PHIL NEVILLE has executed countless tackles in his career as a Premier League defender – but only one has its own internet appreciation group.
Mark Lawrenson called the Everton captain’s crunching slide challenge on Cristiano Ronaldo in October 2008 a “season adjusting tackle”, and it was - with a Facebook group that commemorates it to this day.
The no-holds barred yet fairly performed effort against the star player of the team he loves lit the blue touch paper that day and sparked Goodison Park into life.
The Blues held Manchester United to a 1-1 draw that felt like a victory, and Everton’s previously floundering season was transformed.
From being dumped out of the Carling Cup at the first attempt, and losing six of their previous games, the Blues went on to win their next three league fixtures, reach the FA Cup final at Wembley and qualify for Europe by finishing fifth.
It is, admits Neville after training at Finch Farm, the type of transcendental moment the Toffees’ current season could benefit from.
Any optimism garnered by back to back victories over Wolves and Bolton was soured by a dismal defeat by Stoke at Goodison on Sunday.
However, given red cards this term for similar crunching tackles by Jack Rodwell – and this week Liverpool’s Jay Spearing – would Neville stay on the pitch if he delivered the goods again?
Neville suspects not – but he is not about to start slamming referees because of that reality, instead he sympathises with them.
“The authorities are bringing in rules to try and improve football as a spectacle and they’re putting an awful lot of pressure on referees to enforce these rules,” he says.
“But maybe we need to relax and give the referees more leeway to use common sense and their own discretion.
“In life you can’t always be a robot.
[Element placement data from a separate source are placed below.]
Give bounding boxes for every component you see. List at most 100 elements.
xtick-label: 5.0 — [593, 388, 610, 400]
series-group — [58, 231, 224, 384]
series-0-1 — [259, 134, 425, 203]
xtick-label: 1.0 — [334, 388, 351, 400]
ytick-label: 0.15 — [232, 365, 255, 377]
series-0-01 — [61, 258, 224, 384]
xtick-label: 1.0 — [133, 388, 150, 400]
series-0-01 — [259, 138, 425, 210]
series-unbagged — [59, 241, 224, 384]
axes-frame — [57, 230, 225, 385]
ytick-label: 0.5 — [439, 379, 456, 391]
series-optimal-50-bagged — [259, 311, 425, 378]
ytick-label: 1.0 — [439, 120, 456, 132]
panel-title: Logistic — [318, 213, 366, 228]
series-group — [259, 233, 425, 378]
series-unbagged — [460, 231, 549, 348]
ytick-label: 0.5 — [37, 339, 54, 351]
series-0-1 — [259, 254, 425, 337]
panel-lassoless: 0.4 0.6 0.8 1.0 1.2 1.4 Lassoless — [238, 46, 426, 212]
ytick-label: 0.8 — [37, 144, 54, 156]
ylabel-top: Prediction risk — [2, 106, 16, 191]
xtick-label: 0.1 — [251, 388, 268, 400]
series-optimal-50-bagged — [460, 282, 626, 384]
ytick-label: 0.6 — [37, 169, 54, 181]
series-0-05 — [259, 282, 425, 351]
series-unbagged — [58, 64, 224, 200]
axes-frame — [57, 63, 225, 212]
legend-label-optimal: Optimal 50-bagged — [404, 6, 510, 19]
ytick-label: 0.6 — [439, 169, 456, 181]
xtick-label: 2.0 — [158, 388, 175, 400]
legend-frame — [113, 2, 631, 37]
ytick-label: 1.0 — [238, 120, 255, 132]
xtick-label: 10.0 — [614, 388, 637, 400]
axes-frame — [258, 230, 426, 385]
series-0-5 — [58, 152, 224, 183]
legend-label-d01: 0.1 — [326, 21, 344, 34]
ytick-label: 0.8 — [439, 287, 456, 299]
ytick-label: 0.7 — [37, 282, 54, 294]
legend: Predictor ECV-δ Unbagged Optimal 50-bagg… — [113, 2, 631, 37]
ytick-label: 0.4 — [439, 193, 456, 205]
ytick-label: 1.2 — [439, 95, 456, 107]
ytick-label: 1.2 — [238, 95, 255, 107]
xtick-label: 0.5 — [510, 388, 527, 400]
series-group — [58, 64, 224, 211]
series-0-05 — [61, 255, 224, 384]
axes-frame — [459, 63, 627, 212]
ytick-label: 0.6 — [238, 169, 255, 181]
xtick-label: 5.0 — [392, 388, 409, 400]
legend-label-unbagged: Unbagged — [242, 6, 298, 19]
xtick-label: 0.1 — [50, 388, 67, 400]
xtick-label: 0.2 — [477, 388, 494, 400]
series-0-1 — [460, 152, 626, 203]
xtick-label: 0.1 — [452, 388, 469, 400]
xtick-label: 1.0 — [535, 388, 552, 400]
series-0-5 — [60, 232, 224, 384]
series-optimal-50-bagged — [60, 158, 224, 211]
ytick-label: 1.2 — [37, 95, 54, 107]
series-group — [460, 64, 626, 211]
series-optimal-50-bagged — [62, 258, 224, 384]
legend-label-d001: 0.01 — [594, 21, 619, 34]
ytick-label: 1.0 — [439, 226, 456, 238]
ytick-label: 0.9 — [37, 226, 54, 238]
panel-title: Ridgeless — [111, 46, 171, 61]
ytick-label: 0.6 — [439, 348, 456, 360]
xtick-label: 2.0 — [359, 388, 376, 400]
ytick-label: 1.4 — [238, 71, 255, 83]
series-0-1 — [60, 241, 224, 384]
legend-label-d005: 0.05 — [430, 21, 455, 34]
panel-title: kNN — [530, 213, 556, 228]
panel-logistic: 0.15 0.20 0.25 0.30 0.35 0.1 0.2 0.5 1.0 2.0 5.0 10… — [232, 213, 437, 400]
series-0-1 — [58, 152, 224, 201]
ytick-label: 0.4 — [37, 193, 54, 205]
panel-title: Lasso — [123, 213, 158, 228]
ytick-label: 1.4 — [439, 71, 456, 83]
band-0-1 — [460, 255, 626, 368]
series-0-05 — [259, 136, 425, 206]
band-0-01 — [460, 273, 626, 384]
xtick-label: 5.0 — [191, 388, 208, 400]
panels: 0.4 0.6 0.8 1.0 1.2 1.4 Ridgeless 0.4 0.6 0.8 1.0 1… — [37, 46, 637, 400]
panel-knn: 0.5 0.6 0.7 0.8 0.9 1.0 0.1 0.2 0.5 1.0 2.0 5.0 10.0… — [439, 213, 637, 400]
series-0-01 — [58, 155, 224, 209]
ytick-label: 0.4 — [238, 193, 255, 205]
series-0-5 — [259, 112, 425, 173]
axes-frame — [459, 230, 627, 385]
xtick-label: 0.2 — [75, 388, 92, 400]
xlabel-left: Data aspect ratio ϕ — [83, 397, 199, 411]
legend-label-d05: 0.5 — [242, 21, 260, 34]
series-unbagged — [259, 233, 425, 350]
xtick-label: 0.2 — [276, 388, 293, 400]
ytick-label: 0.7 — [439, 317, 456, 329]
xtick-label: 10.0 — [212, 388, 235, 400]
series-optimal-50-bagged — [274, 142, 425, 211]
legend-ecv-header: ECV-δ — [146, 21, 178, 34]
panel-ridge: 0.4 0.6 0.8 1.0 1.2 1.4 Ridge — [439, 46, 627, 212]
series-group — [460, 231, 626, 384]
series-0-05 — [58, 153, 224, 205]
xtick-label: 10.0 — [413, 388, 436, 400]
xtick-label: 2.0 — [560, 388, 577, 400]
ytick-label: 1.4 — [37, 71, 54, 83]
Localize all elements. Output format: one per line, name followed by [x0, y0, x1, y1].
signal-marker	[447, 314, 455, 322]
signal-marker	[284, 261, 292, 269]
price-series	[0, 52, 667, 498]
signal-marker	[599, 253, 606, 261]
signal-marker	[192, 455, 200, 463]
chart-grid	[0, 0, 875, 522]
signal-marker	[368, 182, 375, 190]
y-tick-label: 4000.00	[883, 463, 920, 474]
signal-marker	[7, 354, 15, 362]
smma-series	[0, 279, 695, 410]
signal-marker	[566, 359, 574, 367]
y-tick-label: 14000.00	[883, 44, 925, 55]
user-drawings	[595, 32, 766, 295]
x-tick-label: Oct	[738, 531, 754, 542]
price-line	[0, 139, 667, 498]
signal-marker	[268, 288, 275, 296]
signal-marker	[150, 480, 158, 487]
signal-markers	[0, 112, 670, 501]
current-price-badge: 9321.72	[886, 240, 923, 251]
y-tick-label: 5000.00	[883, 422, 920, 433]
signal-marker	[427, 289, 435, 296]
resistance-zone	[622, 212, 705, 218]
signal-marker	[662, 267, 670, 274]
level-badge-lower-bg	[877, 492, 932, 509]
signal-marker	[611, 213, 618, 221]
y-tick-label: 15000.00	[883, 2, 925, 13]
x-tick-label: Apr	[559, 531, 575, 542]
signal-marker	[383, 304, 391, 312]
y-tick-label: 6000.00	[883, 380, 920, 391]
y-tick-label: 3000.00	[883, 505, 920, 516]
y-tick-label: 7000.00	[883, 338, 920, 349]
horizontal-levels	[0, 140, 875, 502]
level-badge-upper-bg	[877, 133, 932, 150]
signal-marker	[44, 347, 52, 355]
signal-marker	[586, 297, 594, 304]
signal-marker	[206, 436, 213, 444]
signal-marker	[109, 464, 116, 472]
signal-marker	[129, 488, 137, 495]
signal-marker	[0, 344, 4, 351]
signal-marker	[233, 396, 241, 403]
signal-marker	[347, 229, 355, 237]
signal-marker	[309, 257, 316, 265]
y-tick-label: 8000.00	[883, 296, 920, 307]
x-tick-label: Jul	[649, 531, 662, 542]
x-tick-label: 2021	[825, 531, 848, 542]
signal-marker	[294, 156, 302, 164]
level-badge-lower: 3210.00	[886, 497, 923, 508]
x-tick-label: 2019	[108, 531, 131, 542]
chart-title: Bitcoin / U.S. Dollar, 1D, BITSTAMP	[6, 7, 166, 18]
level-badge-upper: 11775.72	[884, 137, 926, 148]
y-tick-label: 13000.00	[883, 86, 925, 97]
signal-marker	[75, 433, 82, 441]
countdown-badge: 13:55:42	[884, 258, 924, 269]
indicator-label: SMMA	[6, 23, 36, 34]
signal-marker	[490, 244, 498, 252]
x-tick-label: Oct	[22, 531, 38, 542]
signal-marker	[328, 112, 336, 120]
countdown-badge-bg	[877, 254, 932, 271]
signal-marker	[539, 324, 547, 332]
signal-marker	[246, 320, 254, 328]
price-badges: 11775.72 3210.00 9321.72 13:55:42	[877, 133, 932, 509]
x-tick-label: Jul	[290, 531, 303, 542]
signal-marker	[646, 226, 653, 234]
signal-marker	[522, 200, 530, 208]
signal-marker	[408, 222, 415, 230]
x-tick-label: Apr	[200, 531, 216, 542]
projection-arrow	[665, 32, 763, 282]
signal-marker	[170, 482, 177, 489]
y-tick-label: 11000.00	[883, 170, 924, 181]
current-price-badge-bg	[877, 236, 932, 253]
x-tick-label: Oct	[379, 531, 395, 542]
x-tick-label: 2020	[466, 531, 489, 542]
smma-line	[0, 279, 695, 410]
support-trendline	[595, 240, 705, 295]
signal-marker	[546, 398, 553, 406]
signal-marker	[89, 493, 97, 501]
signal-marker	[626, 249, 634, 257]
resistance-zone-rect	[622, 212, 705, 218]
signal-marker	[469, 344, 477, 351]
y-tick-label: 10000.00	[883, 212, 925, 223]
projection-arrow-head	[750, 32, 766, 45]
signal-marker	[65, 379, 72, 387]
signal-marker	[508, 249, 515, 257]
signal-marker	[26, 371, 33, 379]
You need to let them judge the occasion and the conditions and take each tackle on its merit. That would help them.
“People say five years ago that something wouldn’t have been a yellow card. But at the same time maybe we just have to get used to the changes, they’re changing all the time. To get the game better you’re going to have situations where people get sent off.
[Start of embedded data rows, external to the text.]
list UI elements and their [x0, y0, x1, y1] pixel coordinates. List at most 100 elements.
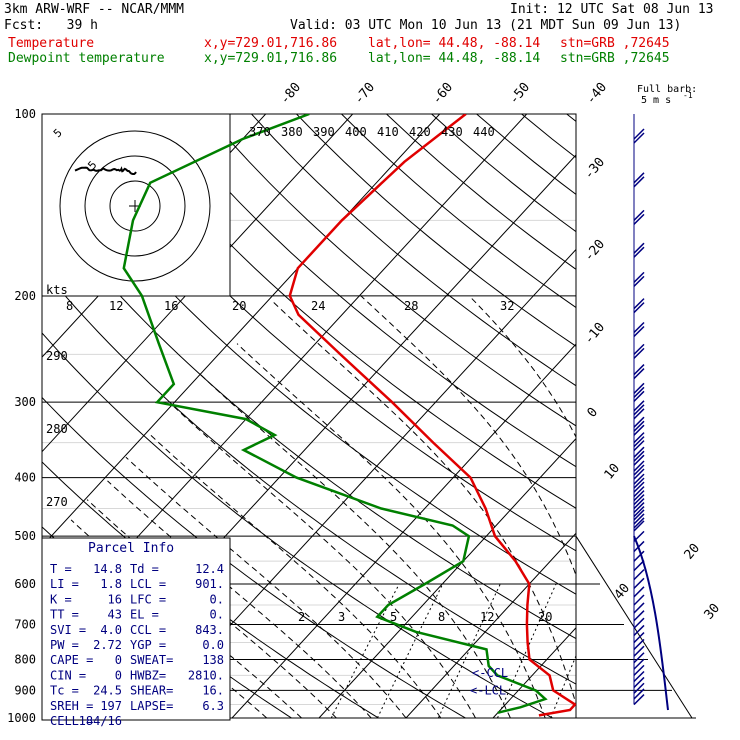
pressure-label-800: 800 [14, 652, 36, 666]
temperature-station: stn=GRB ,72645 [560, 36, 670, 51]
wind-barb [633, 416, 645, 428]
wind-barb [633, 404, 645, 416]
pressure-label-300: 300 [14, 395, 36, 409]
isotherm [42, 114, 354, 453]
wind-barb [633, 506, 645, 518]
dry-adiabat [657, 114, 740, 718]
wind-barb [633, 432, 645, 444]
wind-barb [633, 490, 645, 502]
barb-legend-unit: -1 [683, 91, 693, 100]
parcel-left-label: CIN = [50, 668, 86, 682]
isotherm-label--50: -50 [507, 80, 534, 108]
parcel-left-value: 0 [115, 653, 122, 667]
wind-barb [633, 520, 645, 532]
parcel-right-label: SHEAR= [130, 684, 173, 698]
wind-barb [633, 420, 645, 432]
moist-adiabat [150, 434, 442, 718]
isotherm [580, 114, 740, 718]
theta-label-400: 400 [345, 125, 367, 139]
parcel-info-box [41, 537, 231, 721]
theta-label-430: 430 [441, 125, 463, 139]
dry-adiabat [42, 267, 576, 685]
wind-barb [633, 275, 645, 287]
wind-barb [633, 347, 645, 359]
wind-barb [633, 602, 645, 614]
dewpoint-xy: x,y=729.01,716.86 [204, 51, 338, 66]
parcel-right-label: Td = [130, 562, 159, 576]
parcel-right-label: LCL = [130, 577, 166, 591]
parcel-right-value: 0. [210, 592, 224, 606]
theta-label-440: 440 [473, 125, 495, 139]
dewpoint-station: stn=GRB ,72645 [560, 51, 670, 66]
dry-adiabat [251, 114, 576, 387]
parcel-left-value: 4.0 [100, 623, 122, 637]
wind-barb [633, 517, 645, 529]
isotherm-label-right-10: 10 [602, 461, 624, 483]
dry-adiabat [42, 332, 553, 718]
theta-label-410: 410 [377, 125, 399, 139]
dewpoint-legend: Dewpoint temperature [8, 51, 165, 66]
mixing-ratio-line [550, 654, 576, 718]
mixing-ratio-line [621, 584, 672, 718]
pressure-label-200: 200 [14, 289, 36, 303]
temperature-profile [288, 114, 576, 717]
wind-barb [633, 624, 645, 636]
parcel-left-value: 184/16 [79, 714, 122, 728]
wind-barb [633, 454, 645, 466]
isotherm [0, 114, 5, 718]
dewpoint-latlon: lat,lon= 44.48, -88.14 [368, 51, 541, 66]
mixing-ratio-label-20: 20 [538, 610, 552, 624]
parcel-right-value: 138 [202, 653, 224, 667]
barb-legend-title: Full barb: [637, 84, 697, 95]
theta-left-label-270: 270 [46, 495, 68, 509]
wind-barb [633, 132, 645, 144]
parcel-right-label: HWBZ= [130, 668, 166, 682]
near-surface-barbs [633, 535, 669, 711]
wind-barb [633, 271, 645, 283]
isotherm-label-right--20: -20 [582, 237, 609, 265]
parcel-left-label: CAPE = [50, 653, 93, 667]
mixing-ratio-line [437, 583, 501, 718]
mixing-ratio-label-12: 12 [480, 610, 494, 624]
wind-barb [633, 494, 645, 506]
theta-left-label-280: 280 [46, 422, 68, 436]
moist-adiabat [677, 296, 719, 718]
wind-barb [633, 477, 645, 489]
model-title: 3km ARW-WRF -- NCAR/MMM [4, 2, 185, 17]
wind-barb [633, 382, 645, 394]
isotherm [144, 248, 576, 718]
hodo-speed-label-32: 32 [500, 299, 514, 313]
moist-adiabat [580, 296, 684, 718]
wind-barb [633, 610, 645, 622]
parcel-left-value: 16 [108, 592, 122, 606]
wind-barb [633, 325, 645, 338]
wind-barb [633, 658, 645, 670]
dry-adiabat [42, 202, 576, 640]
dewpoint-profile [122, 114, 548, 714]
mixing-ratio-label-8: 8 [438, 610, 445, 624]
wind-barb [633, 468, 645, 480]
wind-barb [633, 638, 645, 650]
dry-adiabat [476, 114, 576, 195]
parcel-right-value: 0.0 [202, 638, 224, 652]
parcel-right-value: 843. [195, 623, 224, 637]
hodograph-ring [109, 180, 161, 232]
wind-barb [633, 670, 645, 682]
wind-barb [633, 424, 645, 436]
theta-left-label-290: 290 [46, 349, 68, 363]
parcel-left-label: TT = [50, 608, 79, 622]
wind-barb [633, 364, 645, 376]
theta-label-370: 370 [249, 125, 271, 139]
hodograph-ring [59, 130, 211, 282]
hodo-speed-label-28: 28 [404, 299, 418, 313]
moist-adiabat [125, 456, 407, 718]
barb-panel-edge [575, 535, 693, 719]
pressure-label-900: 900 [14, 683, 36, 697]
parcel-info-title: Parcel Info [88, 541, 174, 556]
wind-barb [633, 560, 645, 572]
parcel-left-value: 0 [115, 668, 122, 682]
pressure-label-700: 700 [14, 617, 36, 631]
wind-barb [633, 502, 645, 514]
temperature-legend: Temperature [8, 36, 95, 51]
“David Wheater got sent off against us at Bolton. Was it a red card? Yes it was a red card in terms of football now, but when I first got into the team it wouldn’t have been.
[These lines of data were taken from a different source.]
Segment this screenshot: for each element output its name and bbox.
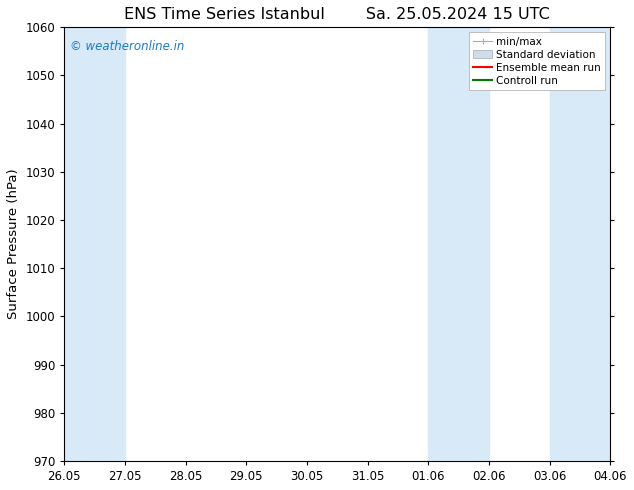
- Title: ENS Time Series Istanbul        Sa. 25.05.2024 15 UTC: ENS Time Series Istanbul Sa. 25.05.2024 …: [124, 7, 550, 22]
- Legend: min/max, Standard deviation, Ensemble mean run, Controll run: min/max, Standard deviation, Ensemble me…: [469, 32, 605, 90]
- Bar: [550, 27, 611, 461]
- Y-axis label: Surface Pressure (hPa): Surface Pressure (hPa): [7, 169, 20, 319]
- Text: © weatheronline.in: © weatheronline.in: [70, 40, 184, 53]
- Bar: [429, 27, 489, 461]
- Bar: [64, 27, 125, 461]
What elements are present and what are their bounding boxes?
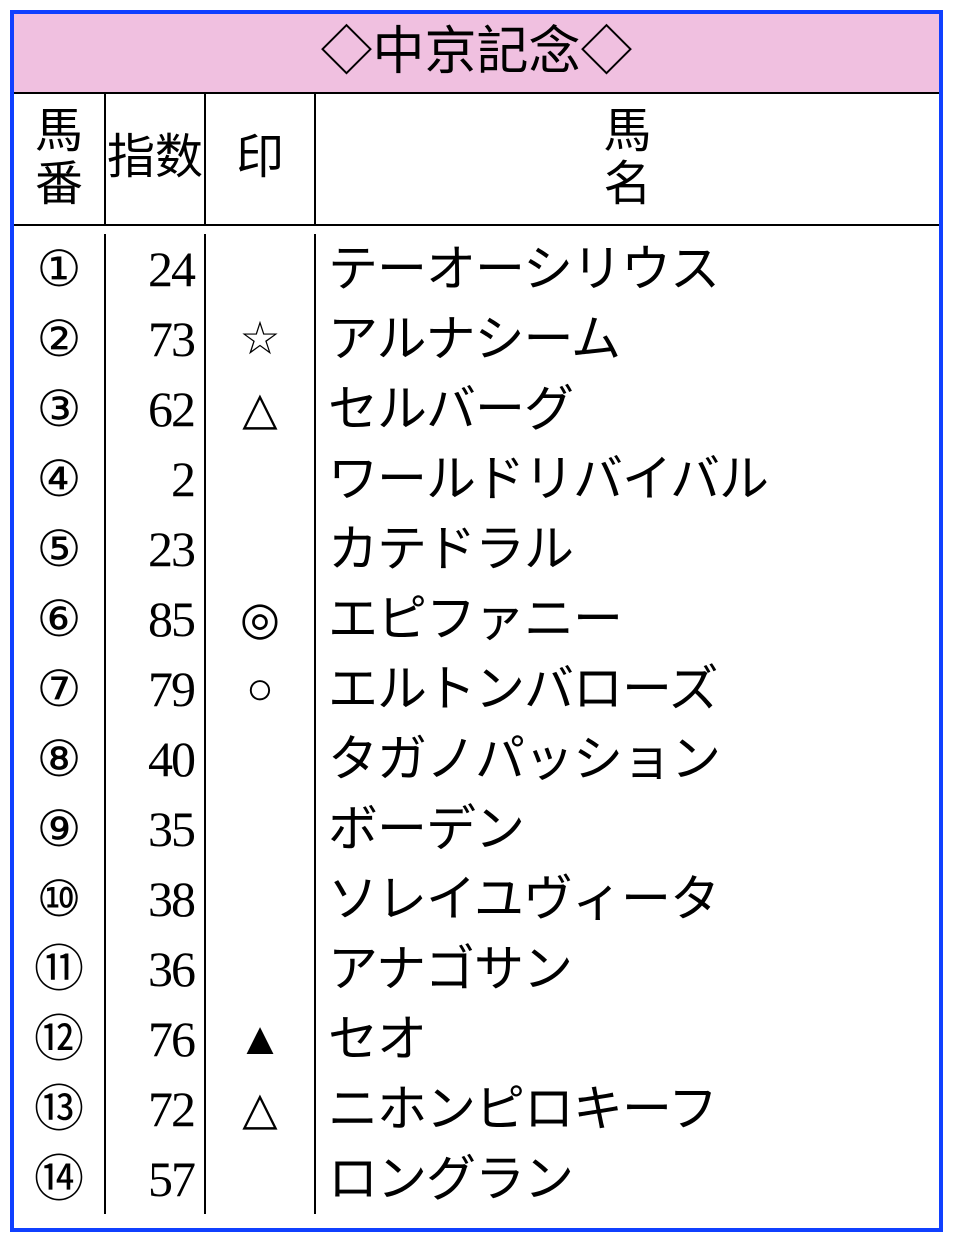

“When I first came through as a full back, my main objective was that my first tackle on the winger I was coming up against had to be a hard one. I had to smash him basically.
“Smash your winger early on you don’t see him again – that was the rule of thumb 15 years ago. But football has progressed. We’re on tackling at the moment, but maybe diving is as big an issue, maybe goal line technology is.”
Neville might speak fondly of a less complicated era in terms of rules, but he is not advocating a return to the blood and thunder days of the Seventies and Eighties.
“You don’t want a centre half crashing through the back of a centre forward,” he says. “Raking down the back of their calf and achilles, trying to look like they won the ball but really they went through the leg. You don’t want that.”
But, says the former England international, there must be some concession left to the physical side of football.
“In terms of tackling though it can have the same effect on a game that goals can. It can raise the atmosphere, it can inspire the team.
“Sometimes you hit the bar and it can change the momentum of the game. A good tackle can do that.
“We don’t want the art of tackling going away. We just need to help referees. It was good at the weekend, Luiz probably should have been sent off but after the game the referee came out and said ‘Sorry I made a mistake’
“The next day Alan Pardew said ‘What can I say? He made a mistake- human error'.
“Those refs have got such a hard job; they face almost as much scrutiny as the Prime Minister. They can’t win.
“You see my brother on TV and they’re analysing an incident 10 times to see if it was handball, and they still can’t tell. Refs have a split second. I’d like to watch a game and for the commentator to say that ref has had a bloody good game.
“It’s an impossible job. It’s easy for the manager to blame him, and the assessor to have a go at him.”
Neville has been heartened by the way Jack Rodwell has beefed up his own tackling this term, and spoke to him after his derby red-card to ensure he did not lose his conviction.
“The biggest crime would be if it happened next time for him not to tackle again,” he says. “He’s got to try and go in and win that ball.”
And then finally we’re back to October 2008 again.
“Sometimes you get booked, you get a yellow,” he says. “But if the ball’s there to be won again you have to go for it. It’s part of football – sometimes you get sent off unfairly.
“I say to Jack, ‘don’t let this hold you back. Next game you play you’ve got to tackle. The referee has got it wrong today.”